O Ministério da Agricultura soltou essa semana a maior investida do governo contra o elogiado Guia Alimentar para a População Brasileira. Usaram como arma uma nota técnica, direcionada ao Ministério da Saúde, que classifica a recomendação de se evitar comida ultraprocessada como “confusa”, “incoerente” e até “cômica”. São os mesmos argumentos repetidos há anos pela indústria alimentícia, que tenta engavetar o guia desde que ele surgiu.
Desde 2014, o Brasil adota as recomendações alimentares de acordo com o nível de processamento dos alimentos. O guia, lançado no fim daquele ano, lançou as diretrizes para a população passar a priorizar “comida de verdade”: alimentos frescos ou minimamente processados, de preferência feitos em casa, sem conservantes ou aditivos químicos. Ele serve de embasamento para personalidades como Rita Lobo e Paola Carosella, que costumam defender o uso de ingredientes frescos, de pequenos produtores, e consumo preferencialmente caseiro.
Diferente de outros guias alimentares, voltados a profissionais de saúde, que costumam listar trocentos nutrientes e vitaminas e são complicados de entender, o manual brasileiro é muito mais simples: leu o rótulo e não entendeu o que está escrito? Evite. Voltado à população em geral, o guia também tem recomendações de se priorizar pequenos produtores e aborda até preparações culinárias. É embasado em dezenas de estudos que associam o consumo de comida ultraprocessada, cheia de aditivos químicos (refrigerantes, salgadinhos, bolachas industrializadas etc.) à obesidade, problemas cardíacos e câncer.
O guia foi elogiado internacionalmente por figurões como Marion Nestle, professora emérita da Universidade de Nova York e referência na pesquisa em nutrição. Foi chamado de “revolucionário” por Michael Pollan, autor do livro “O dilema do onívoro” e estrela da série “Cooked”, da Netflix. Mas a indústria alimentícia, é claro, não gostou.

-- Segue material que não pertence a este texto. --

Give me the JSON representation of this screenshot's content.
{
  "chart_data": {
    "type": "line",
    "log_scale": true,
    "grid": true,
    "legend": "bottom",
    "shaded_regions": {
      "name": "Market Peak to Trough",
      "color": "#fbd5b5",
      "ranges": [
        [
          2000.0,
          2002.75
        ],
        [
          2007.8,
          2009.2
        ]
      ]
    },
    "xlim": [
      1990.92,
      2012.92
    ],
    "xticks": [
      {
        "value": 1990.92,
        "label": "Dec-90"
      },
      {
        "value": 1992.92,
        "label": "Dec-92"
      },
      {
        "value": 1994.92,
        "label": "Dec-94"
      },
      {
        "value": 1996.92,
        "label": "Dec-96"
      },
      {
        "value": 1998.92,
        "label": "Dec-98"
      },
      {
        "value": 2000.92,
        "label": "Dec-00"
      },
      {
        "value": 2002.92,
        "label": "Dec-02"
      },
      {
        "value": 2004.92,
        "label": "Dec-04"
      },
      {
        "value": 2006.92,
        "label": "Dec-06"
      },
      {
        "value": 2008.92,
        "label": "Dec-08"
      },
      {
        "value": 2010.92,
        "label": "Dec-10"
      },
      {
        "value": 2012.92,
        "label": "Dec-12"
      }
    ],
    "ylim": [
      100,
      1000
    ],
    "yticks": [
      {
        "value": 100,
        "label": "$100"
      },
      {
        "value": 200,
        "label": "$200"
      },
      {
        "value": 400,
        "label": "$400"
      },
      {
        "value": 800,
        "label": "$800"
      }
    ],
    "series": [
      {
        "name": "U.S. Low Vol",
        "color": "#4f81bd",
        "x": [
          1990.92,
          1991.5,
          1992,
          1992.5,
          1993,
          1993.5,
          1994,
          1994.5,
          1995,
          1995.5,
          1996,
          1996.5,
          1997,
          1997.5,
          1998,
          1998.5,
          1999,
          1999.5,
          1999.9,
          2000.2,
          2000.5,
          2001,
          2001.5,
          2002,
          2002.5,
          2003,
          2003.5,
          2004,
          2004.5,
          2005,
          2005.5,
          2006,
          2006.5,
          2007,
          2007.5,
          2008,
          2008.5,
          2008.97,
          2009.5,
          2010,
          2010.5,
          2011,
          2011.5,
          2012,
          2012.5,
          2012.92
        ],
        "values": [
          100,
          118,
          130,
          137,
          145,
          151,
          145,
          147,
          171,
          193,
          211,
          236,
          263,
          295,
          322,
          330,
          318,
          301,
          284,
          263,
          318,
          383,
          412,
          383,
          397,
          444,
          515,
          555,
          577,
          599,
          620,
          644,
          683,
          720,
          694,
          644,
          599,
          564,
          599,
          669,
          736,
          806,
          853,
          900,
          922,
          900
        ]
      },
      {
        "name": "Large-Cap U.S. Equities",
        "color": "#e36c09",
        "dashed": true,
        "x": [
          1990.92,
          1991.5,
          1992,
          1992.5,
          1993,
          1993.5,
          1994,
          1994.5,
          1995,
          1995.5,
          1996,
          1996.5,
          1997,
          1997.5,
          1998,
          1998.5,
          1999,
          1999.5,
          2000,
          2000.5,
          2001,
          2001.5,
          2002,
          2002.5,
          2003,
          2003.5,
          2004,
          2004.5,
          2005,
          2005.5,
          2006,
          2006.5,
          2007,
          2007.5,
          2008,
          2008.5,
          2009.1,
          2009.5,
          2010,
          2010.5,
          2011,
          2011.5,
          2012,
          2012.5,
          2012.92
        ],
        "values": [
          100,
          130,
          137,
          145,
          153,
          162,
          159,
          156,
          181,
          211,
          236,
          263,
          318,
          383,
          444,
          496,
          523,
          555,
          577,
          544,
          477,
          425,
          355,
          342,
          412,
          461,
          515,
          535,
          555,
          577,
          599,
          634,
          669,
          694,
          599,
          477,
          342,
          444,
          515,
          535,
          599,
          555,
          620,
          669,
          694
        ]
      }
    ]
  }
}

O Intercept mostrou no ano passado como associações bancadas por gigantes da alimentação como Nestlé, Danone e Coca-cola tentam fazer a cabeça do Ministério da Saúde contra as recomendações, que atingiram em cheio seus negócios. A Associação Brasileira da Indústria de Alimentos (Abia) já havia tentado impedir que o guia saísse em 2014 – e voltou a tentar engavetá-lo no ano passado, aproveitando a boiada do governo de Jair Bolsonaro.
Tereza Cristina, ministra da Agricultura
Em agosto do ano passado, Luis Madi, diretor de Assuntos Institucionais do Ital, o Instituto Tecnológico de Alimentos, também afirmou que aquela era a hora de trabalhar pela revogação do guia, o que classificou como “o grande desafio” para os próximos três anos – ou seja, o mandato de Bolsonaro. “Esse guia criou uma confusão muito, mas muito forte no consumidor”, criticou Madi.
O Ital é uma estatal paulista criada nos anos 1960 a pedido da indústria. É mantida pelas contribuições das próprias corporações para desenvolver produtos e embalagens.
Agora, foi justamente um estudo do Ital que serviu de embasamento técnico para a nota do Ministério da Agricultura que pediu o fim do guia. “A classificação definida pelo critério de processamento não apresenta nenhuma contribuição para um guia alimentar público”, defende a nota, citando um estudo do engenheiro de alimentos Raul Amaral Rego, do Ital, também diretor de uma empresa de marketing e responsável por palestras com títulos como “A importância dos alimentos processados para a sociedade brasileira”. O outro estudo mencionado, revelou o site Outra Saúde, também foi feito por pesquisadores que declararam já ter recebido verbas de organizações bancadas pela indústria.
O Outra Saúde também notou que, há dois meses, João Dornellas, presidente da Abia se reuniu com a ministra Tereza Cristina justamente para discutir a revisão do guia. A Abia também é financiada por gigantes como Unilever, Bauducco e Danone (se você quiser entender como essa associação opera, pode ler no Intercept como ela tenta esconder o excesso de sal e açúcar do rótulo dos alimentos). O Joio e o Trigo, site especialista em cobrir a indústria alimentícia, também mostrou que o discurso contra o guia foi ensaiado muitas vezes em eventos do setor.
Não surpreende que o Ministério da Agricultura tenha usado, no documento, a mesmíssima narrativa que os executivos da indústria de alimentos usam há anos para tentar desqualificar o guia. A gente avisou. Agora, resta saber se o Ministério da Saúde vai engolir o argumento.